A federal magistrate in Philadelphia has granted a former Vanguard Group tax lawyer's request to change his employment retaliation complaint so he can argue that he wasn't fired until after he had reported what he called illegal income tax practices to the Securities and Exchange Commission.

The investment company, which has more than doubled to over $5 trillion in assets since he left its employ in 2013, has argued that lawyer David Danon's allegations in the retaliation case — that he was fired for refusing to sign off on underreported income and tax statements — are "without merit." Vanguard "will move to dismiss" the amended complaint, added spokeswoman Carolyn Wegemann on Tuesday.

The company, which employs more than 10,000 at its Malvern headquarters and other area offices, has also said it pays "fair and appropriate" taxes, which as a private, for-profit company it doesn't disclose.

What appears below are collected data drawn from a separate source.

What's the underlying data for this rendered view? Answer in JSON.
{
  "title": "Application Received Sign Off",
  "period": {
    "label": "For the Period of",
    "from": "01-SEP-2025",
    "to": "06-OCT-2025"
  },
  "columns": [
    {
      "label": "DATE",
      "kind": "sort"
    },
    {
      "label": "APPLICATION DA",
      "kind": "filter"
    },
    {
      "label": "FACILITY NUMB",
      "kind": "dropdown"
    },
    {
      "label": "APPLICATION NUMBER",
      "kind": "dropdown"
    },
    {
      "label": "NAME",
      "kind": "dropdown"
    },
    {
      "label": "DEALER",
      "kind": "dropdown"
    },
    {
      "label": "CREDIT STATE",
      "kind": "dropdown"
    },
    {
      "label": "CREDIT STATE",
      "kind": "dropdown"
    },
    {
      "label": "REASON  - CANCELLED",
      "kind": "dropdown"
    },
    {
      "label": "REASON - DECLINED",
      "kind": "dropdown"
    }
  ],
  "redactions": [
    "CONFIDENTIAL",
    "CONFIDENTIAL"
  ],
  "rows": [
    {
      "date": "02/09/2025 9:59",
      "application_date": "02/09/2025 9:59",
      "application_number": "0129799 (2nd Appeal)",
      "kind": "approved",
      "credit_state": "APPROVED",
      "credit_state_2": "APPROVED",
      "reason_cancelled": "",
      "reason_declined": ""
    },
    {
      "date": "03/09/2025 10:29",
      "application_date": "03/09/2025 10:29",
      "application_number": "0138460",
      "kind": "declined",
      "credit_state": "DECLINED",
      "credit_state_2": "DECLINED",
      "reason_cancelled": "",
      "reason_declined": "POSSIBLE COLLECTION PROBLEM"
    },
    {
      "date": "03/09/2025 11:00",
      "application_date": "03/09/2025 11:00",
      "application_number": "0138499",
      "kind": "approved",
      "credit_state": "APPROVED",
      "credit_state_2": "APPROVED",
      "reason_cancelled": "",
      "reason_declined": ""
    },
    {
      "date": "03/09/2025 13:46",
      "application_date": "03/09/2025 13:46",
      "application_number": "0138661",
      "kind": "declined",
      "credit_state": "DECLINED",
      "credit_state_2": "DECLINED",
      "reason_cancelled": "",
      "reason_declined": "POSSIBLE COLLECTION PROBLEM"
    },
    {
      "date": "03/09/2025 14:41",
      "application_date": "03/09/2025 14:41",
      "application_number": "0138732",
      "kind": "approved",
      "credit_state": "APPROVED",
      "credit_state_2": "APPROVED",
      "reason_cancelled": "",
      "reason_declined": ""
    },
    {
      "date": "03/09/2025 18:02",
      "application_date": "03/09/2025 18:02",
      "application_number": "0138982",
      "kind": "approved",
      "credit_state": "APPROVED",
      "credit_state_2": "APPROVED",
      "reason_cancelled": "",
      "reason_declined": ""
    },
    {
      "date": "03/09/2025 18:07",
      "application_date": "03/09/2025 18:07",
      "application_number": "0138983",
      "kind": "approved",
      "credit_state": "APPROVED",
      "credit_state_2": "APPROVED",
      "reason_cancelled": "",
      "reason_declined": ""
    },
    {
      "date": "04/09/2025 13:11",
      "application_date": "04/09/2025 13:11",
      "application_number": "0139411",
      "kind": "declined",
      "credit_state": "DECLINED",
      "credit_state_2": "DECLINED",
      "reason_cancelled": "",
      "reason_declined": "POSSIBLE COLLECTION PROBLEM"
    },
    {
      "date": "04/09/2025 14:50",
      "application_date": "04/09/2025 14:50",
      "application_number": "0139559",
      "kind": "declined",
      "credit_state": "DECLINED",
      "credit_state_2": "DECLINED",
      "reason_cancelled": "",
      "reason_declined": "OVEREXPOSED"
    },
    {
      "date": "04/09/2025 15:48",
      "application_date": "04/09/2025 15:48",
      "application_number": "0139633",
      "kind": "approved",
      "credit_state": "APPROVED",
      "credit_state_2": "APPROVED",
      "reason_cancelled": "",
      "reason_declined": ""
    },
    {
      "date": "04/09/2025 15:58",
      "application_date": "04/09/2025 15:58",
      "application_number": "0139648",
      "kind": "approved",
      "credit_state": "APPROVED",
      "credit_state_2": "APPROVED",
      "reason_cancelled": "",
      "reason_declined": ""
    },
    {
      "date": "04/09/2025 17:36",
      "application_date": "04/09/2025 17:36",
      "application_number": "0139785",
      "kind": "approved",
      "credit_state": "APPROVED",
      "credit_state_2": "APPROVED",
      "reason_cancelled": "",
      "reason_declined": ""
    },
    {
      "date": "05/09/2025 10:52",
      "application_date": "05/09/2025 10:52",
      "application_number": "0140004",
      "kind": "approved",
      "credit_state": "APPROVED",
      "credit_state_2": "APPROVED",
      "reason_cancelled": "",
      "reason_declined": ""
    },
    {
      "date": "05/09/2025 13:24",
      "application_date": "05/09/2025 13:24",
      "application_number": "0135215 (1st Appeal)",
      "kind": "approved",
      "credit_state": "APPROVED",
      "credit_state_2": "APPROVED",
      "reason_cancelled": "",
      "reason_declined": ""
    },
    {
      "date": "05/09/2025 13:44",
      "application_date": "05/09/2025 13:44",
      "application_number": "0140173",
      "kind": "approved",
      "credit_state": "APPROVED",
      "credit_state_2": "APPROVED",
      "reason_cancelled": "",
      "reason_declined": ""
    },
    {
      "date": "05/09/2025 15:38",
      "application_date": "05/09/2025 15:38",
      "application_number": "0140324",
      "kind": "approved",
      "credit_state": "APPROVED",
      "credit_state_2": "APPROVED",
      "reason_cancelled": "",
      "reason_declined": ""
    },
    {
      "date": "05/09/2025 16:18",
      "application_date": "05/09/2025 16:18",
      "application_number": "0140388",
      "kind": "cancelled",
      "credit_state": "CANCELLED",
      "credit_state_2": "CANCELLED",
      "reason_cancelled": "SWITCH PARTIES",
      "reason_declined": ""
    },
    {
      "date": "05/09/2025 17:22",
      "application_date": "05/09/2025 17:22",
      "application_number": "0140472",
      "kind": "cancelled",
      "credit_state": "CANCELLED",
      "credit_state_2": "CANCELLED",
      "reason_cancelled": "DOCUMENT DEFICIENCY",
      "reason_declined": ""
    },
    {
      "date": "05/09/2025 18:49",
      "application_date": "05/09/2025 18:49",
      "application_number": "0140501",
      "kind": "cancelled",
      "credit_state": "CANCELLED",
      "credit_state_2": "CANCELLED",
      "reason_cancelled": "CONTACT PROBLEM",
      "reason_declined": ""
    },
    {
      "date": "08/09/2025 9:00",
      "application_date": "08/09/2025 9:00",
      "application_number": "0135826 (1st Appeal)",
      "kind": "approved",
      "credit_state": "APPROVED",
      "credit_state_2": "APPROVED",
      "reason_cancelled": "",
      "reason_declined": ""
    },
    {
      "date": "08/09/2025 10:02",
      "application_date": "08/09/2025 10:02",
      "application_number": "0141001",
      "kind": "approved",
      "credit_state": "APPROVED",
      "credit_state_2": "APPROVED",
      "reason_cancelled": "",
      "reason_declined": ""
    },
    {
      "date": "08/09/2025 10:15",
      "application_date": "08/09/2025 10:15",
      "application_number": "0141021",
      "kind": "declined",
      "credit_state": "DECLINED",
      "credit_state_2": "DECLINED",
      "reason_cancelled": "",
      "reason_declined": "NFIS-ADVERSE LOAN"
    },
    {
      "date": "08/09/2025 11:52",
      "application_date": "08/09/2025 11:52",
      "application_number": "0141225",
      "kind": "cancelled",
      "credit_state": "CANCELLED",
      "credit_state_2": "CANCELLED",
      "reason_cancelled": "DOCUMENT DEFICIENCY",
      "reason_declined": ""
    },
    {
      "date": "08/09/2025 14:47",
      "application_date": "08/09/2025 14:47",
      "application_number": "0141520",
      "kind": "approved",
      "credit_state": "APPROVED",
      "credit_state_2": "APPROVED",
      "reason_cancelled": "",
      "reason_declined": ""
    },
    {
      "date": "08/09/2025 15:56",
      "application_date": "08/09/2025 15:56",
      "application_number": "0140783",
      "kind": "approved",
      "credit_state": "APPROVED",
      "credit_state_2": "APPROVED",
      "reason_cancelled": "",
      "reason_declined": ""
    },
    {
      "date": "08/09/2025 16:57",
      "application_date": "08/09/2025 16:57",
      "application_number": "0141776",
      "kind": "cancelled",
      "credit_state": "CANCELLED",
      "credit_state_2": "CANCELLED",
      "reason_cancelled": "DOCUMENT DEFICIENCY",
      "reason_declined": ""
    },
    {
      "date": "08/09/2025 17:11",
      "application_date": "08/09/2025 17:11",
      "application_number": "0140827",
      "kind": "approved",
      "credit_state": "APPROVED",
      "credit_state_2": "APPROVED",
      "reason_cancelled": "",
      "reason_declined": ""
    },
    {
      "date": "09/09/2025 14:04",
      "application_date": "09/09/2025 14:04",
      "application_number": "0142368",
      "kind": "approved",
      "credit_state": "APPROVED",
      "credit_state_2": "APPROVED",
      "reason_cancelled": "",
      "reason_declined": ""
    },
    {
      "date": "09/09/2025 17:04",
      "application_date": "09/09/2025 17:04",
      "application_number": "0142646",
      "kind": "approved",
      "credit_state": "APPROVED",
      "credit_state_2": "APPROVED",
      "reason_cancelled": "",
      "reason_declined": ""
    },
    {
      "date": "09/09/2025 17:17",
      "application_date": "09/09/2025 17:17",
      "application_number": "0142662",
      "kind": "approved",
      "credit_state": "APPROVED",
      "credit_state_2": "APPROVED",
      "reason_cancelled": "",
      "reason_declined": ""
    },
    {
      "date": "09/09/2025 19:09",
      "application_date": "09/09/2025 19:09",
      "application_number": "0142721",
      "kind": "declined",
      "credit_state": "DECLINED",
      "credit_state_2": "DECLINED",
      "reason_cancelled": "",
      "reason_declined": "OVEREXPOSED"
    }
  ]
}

Tax lawyers, including an expert paid by Danon, have said Vanguard could owe years of unpaid taxes if the IRS accepted Danon's claim the company minimized payments to its management affiliate in order to reduce its tax liabilities, in violation of federal transfer tax rules; and that the company built up a cash reserve that was neither taxed nor split with shareholders. The IRS doesn't confirm or comment on investigations. Danon also contended Vanguard should have told the SEC, as its regulator, about the tax dispute. Danon hopes to collect a percentage of any late payments or fines, under whistleblower laws.

A New York state court ruled in 2015 that Danon could not expect to be paid as a whistleblower there because he was a former Vanguard lawyer using protected information. But Danon collected an informer's fee from Texas tax authorities after reporting Vanguard practices there.

In 2016, federal Judge C. Darnell Jones II dismissed Danon's federal wrongful-firing claim. But last year a federal appeals court ruled Danon could still make a retaliation claim under provisions of the Dodd-Frank financial reform law of 2010. Vanguard had argued that Dodd-Frank didn't apply to Danon because he hadn't complained to the SEC before he was fired. But in March, Danon filed an amended complaint, "asserting that he has discovered documents that disclose that his termination date was after he reported to the SEC in May 2013," so Danon has a basis for his complaint and it can proceed, magistrate judge Lynne Sitarski ruled Monday in granting Danon's request.

Federal judges have not ruled on the merits of Danon's tax and SEC allegations. Vanguard, which pioneered low-fee stock-index mutual funds, has beefed up its legal, compliance and accounting staff as it grew in recent years, and has continued to reduce some investment fees, as rival companies also cut rates.